Le temps de vivre (extraits)
Le temps trace sur ton corps l'encre des jours qui passent
avec le ressac de mes désirs tes cicatrices
fermées comme ta bouche ton sommeil et tes livres
ressassent un passé dont j'ignore les latences
et la vague sur toi laisse rouiller son aurore
en petites aspérités qui tremblent timides
au creux de ta peau où les années sans voix palpitent
j'écoute ton cœur comme un coquillage inconstant
qui rythme mes rêves de la surdité du temps
et ton regard s'est dévêtu de mes paysages
le chant des choses tu vois sera notre atout blanc
notre détresse de lumière aux gouttes d'attente
aux doigts du vent venu mourir sur ma page ouverte
***
Voici ton silence ouvert porté à mon estime
ton odeur qui m'accueille dans mon for de faiblesse
les lieux qui se souviennent du linge blanc des vignes
qu'est-ce qui défaille en moi quand j'attends tes deux mains
et que la caresse de tes mots ne me vient pas
qu'ai-je attendu dans notre demeure d'impatience ?

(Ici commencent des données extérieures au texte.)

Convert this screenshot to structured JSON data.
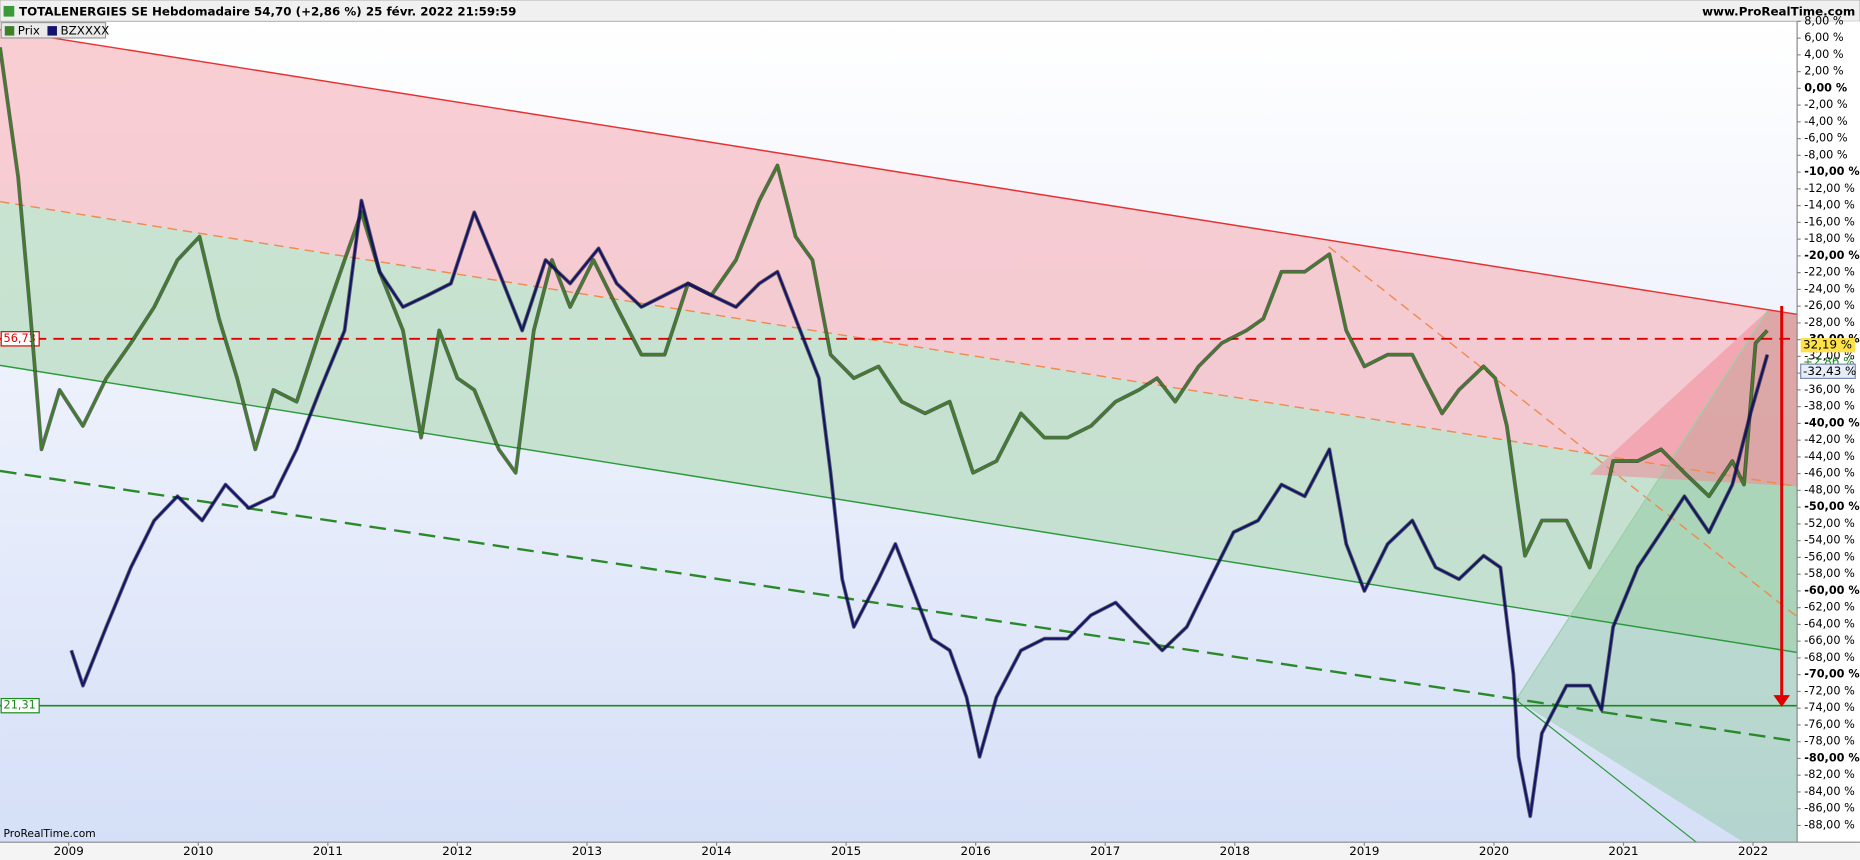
{
  "chart_data": {
    "type": "line",
    "title": "TOTALENERGIES SE Hebdomadaire 54,70 (+2,86 %) 25 févr. 2022 21:59:59",
    "source": "www.ProRealTime.com",
    "footer": "ProRealTime.com",
    "xlim": [
      2008.47,
      2022.34
    ],
    "xticks": [
      2009,
      2010,
      2011,
      2012,
      2013,
      2014,
      2015,
      2016,
      2017,
      2018,
      2019,
      2020,
      2021,
      2022
    ],
    "ylim": [
      -90,
      8
    ],
    "yticks": [
      {
        "value": 8,
        "label": "8,00 %"
      },
      {
        "value": 6,
        "label": "6,00 %"
      },
      {
        "value": 4,
        "label": "4,00 %"
      },
      {
        "value": 2,
        "label": "2,00 %"
      },
      {
        "value": 0,
        "label": "0,00 %"
      },
      {
        "value": -2,
        "label": "-2,00 %"
      },
      {
        "value": -4,
        "label": "-4,00 %"
      },
      {
        "value": -6,
        "label": "-6,00 %"
      },
      {
        "value": -8,
        "label": "-8,00 %"
      },
      {
        "value": -10,
        "label": "-10,00 %"
      },
      {
        "value": -12,
        "label": "-12,00 %"
      },
      {
        "value": -14,
        "label": "-14,00 %"
      },
      {
        "value": -16,
        "label": "-16,00 %"
      },
      {
        "value": -18,
        "label": "-18,00 %"
      },
      {
        "value": -20,
        "label": "-20,00 %"
      },
      {
        "value": -22,
        "label": "-22,00 %"
      },
      {
        "value": -24,
        "label": "-24,00 %"
      },
      {
        "value": -26,
        "label": "-26,00 %"
      },
      {
        "value": -28,
        "label": "-28,00 %"
      },
      {
        "value": -30,
        "label": "-30,00 %"
      },
      {
        "value": -32,
        "label": "-32,00 %"
      },
      {
        "value": -34,
        "label": "-34,00 %"
      },
      {
        "value": -36,
        "label": "-36,00 %"
      },
      {
        "value": -38,
        "label": "-38,00 %"
      },
      {
        "value": -40,
        "label": "-40,00 %"
      },
      {
        "value": -42,
        "label": "-42,00 %"
      },
      {
        "value": -44,
        "label": "-44,00 %"
      },
      {
        "value": -46,
        "label": "-46,00 %"
      },
      {
        "value": -48,
        "label": "-48,00 %"
      },
      {
        "value": -50,
        "label": "-50,00 %"
      },
      {
        "value": -52,
        "label": "-52,00 %"
      },
      {
        "value": -54,
        "label": "-54,00 %"
      },
      {
        "value": -56,
        "label": "-56,00 %"
      },
      {
        "value": -58,
        "label": "-58,00 %"
      },
      {
        "value": -60,
        "label": "-60,00 %"
      },
      {
        "value": -62,
        "label": "-62,00 %"
      },
      {
        "value": -64,
        "label": "-64,00 %"
      },
      {
        "value": -66,
        "label": "-66,00 %"
      },
      {
        "value": -68,
        "label": "-68,00 %"
      },
      {
        "value": -70,
        "label": "-70,00 %"
      },
      {
        "value": -72,
        "label": "-72,00 %"
      },
      {
        "value": -74,
        "label": "-74,00 %"
      },
      {
        "value": -76,
        "label": "-76,00 %"
      },
      {
        "value": -78,
        "label": "-78,00 %"
      },
      {
        "value": -80,
        "label": "-80,00 %"
      },
      {
        "value": -82,
        "label": "-82,00 %"
      },
      {
        "value": -84,
        "label": "-84,00 %"
      },
      {
        "value": -86,
        "label": "-86,00 %"
      },
      {
        "value": -88,
        "label": "-88,00 %"
      }
    ],
    "levels": [
      {
        "label": "56,73",
        "value": -29.9,
        "color": "#e00000"
      },
      {
        "label": "21,31",
        "value": -73.7,
        "color": "#1a8a1a"
      }
    ],
    "price_labels": [
      "32,19 %",
      "+2,86 %",
      "-32,43 %"
    ],
    "series": [
      {
        "name": "Prix",
        "color": "#3f7f2a",
        "x": [
          2008.47,
          2008.61,
          2008.7,
          2008.79,
          2008.93,
          2009.11,
          2009.29,
          2009.48,
          2009.66,
          2009.84,
          2010.01,
          2010.16,
          2010.3,
          2010.44,
          2010.58,
          2010.76,
          2010.94,
          2011.13,
          2011.26,
          2011.4,
          2011.58,
          2011.72,
          2011.86,
          2012.0,
          2012.13,
          2012.32,
          2012.45,
          2012.59,
          2012.73,
          2012.87,
          2013.05,
          2013.23,
          2013.42,
          2013.6,
          2013.78,
          2013.96,
          2014.15,
          2014.33,
          2014.47,
          2014.61,
          2014.74,
          2014.88,
          2015.06,
          2015.25,
          2015.43,
          2015.61,
          2015.8,
          2015.98,
          2016.16,
          2016.35,
          2016.53,
          2016.71,
          2016.89,
          2017.08,
          2017.26,
          2017.4,
          2017.54,
          2017.72,
          2017.9,
          2018.09,
          2018.22,
          2018.36,
          2018.54,
          2018.73,
          2018.86,
          2019.0,
          2019.18,
          2019.37,
          2019.46,
          2019.6,
          2019.73,
          2019.92,
          2020.01,
          2020.1,
          2020.15,
          2020.24,
          2020.37,
          2020.56,
          2020.74,
          2020.92,
          2021.11,
          2021.29,
          2021.47,
          2021.66,
          2021.84,
          2021.93,
          2022.02,
          2022.11
        ],
        "values": [
          4.9,
          -10.6,
          -26.1,
          -43.1,
          -36.0,
          -40.3,
          -34.6,
          -30.4,
          -26.1,
          -20.5,
          -17.7,
          -27.5,
          -34.6,
          -43.1,
          -36.0,
          -37.4,
          -28.9,
          -20.5,
          -14.8,
          -21.9,
          -28.9,
          -41.7,
          -28.9,
          -34.6,
          -36.0,
          -43.1,
          -45.9,
          -28.9,
          -20.5,
          -26.1,
          -20.5,
          -26.1,
          -31.8,
          -31.8,
          -23.3,
          -24.7,
          -20.5,
          -13.4,
          -9.2,
          -17.7,
          -20.5,
          -31.8,
          -34.6,
          -33.2,
          -37.4,
          -38.8,
          -37.4,
          -45.9,
          -44.5,
          -38.8,
          -41.7,
          -41.7,
          -40.3,
          -37.4,
          -36.0,
          -34.6,
          -37.4,
          -33.2,
          -30.4,
          -28.9,
          -27.5,
          -21.9,
          -21.9,
          -19.8,
          -28.9,
          -33.2,
          -31.8,
          -31.8,
          -34.6,
          -38.8,
          -36.0,
          -33.2,
          -34.6,
          -40.3,
          -45.9,
          -55.8,
          -51.6,
          -51.6,
          -57.2,
          -44.5,
          -44.5,
          -43.1,
          -45.9,
          -48.7,
          -44.5,
          -47.3,
          -30.4,
          -28.9
        ]
      },
      {
        "name": "BZXXXX",
        "color": "#14146e",
        "x": [
          2009.02,
          2009.11,
          2009.29,
          2009.48,
          2009.66,
          2009.84,
          2010.03,
          2010.21,
          2010.39,
          2010.58,
          2010.76,
          2010.94,
          2011.13,
          2011.26,
          2011.4,
          2011.58,
          2011.77,
          2011.95,
          2012.13,
          2012.32,
          2012.5,
          2012.68,
          2012.87,
          2013.09,
          2013.23,
          2013.42,
          2013.6,
          2013.78,
          2013.96,
          2014.15,
          2014.33,
          2014.47,
          2014.61,
          2014.79,
          2014.88,
          2014.97,
          2015.06,
          2015.25,
          2015.38,
          2015.52,
          2015.66,
          2015.8,
          2015.93,
          2016.03,
          2016.16,
          2016.35,
          2016.53,
          2016.71,
          2016.89,
          2017.08,
          2017.26,
          2017.44,
          2017.63,
          2017.81,
          2017.99,
          2018.18,
          2018.36,
          2018.54,
          2018.73,
          2018.86,
          2019.0,
          2019.18,
          2019.37,
          2019.55,
          2019.73,
          2019.92,
          2020.05,
          2020.15,
          2020.19,
          2020.28,
          2020.37,
          2020.56,
          2020.74,
          2020.83,
          2020.92,
          2021.11,
          2021.29,
          2021.47,
          2021.66,
          2021.84,
          2021.98,
          2022.11
        ],
        "values": [
          -67.1,
          -71.3,
          -64.3,
          -57.2,
          -51.6,
          -48.7,
          -51.6,
          -47.3,
          -50.1,
          -48.7,
          -43.1,
          -36.0,
          -28.9,
          -13.4,
          -21.9,
          -26.1,
          -24.7,
          -23.3,
          -14.8,
          -21.9,
          -28.9,
          -20.5,
          -23.3,
          -19.1,
          -23.3,
          -26.1,
          -24.7,
          -23.3,
          -24.7,
          -26.1,
          -23.3,
          -21.9,
          -27.5,
          -34.6,
          -45.9,
          -58.6,
          -64.3,
          -58.6,
          -54.4,
          -60.0,
          -65.7,
          -67.1,
          -72.7,
          -79.8,
          -72.7,
          -67.1,
          -65.7,
          -65.7,
          -62.9,
          -61.4,
          -64.3,
          -67.1,
          -64.3,
          -58.6,
          -53.0,
          -51.6,
          -47.3,
          -48.7,
          -43.1,
          -54.4,
          -60.0,
          -54.4,
          -51.6,
          -57.2,
          -58.6,
          -55.8,
          -57.2,
          -69.9,
          -79.8,
          -86.9,
          -77.0,
          -71.3,
          -71.3,
          -74.2,
          -64.3,
          -57.2,
          -53.0,
          -48.7,
          -53.0,
          -47.3,
          -38.8,
          -31.8
        ]
      }
    ]
  }
}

et pourquoi guetter ce qui ne me nomme que seul
au séjour de la pluie soulevant toutes mes villes
traversées comme autant de semblables qui m'ignorent ?
Quelqu'un m'appelle encore au-delà de notre amour
et j'ai hâte de rejoindre nos après-midi
d'enfance là-bas où les arbres tristes s'accroissent
de nos passions perdues d'adultes enracinés
***
et je m'accrois de mes grands miroirs d'incertitude
un entre-ciel gisait dans les sommeils de ta voix
la fenêtre hésitait au pas de mes mots d'hiver
on se contemple neige dans les yeux de l'oubli
et moi savais-je l'amour si tendu de tendresse
qu'à peine un fil me rattrape au vol de ta mémoire
je me représente si loin de tes souvenirs
quelque part entre toi et toi-même à parcourir
en chemins de toi perdus les plus vieux univers
tout un monde lointain restait à jamais fixé
entre le rire et les larmes accords de violoncelle
de nos amours décelées sous nos soleils de givre
je me sais dans tes saisons et tu ris dans mes rêves
MIGUEL COELHO
Né en 1973, Miguel Coelho enseigne la philosophie dans les Hautes Alpes. Il a publié un poème, « Le pas du jour », dans le numéro 17 de la revue Paysages écrits, deux autres sont prévus dans le prochain numéro de la revue Les tas de mots.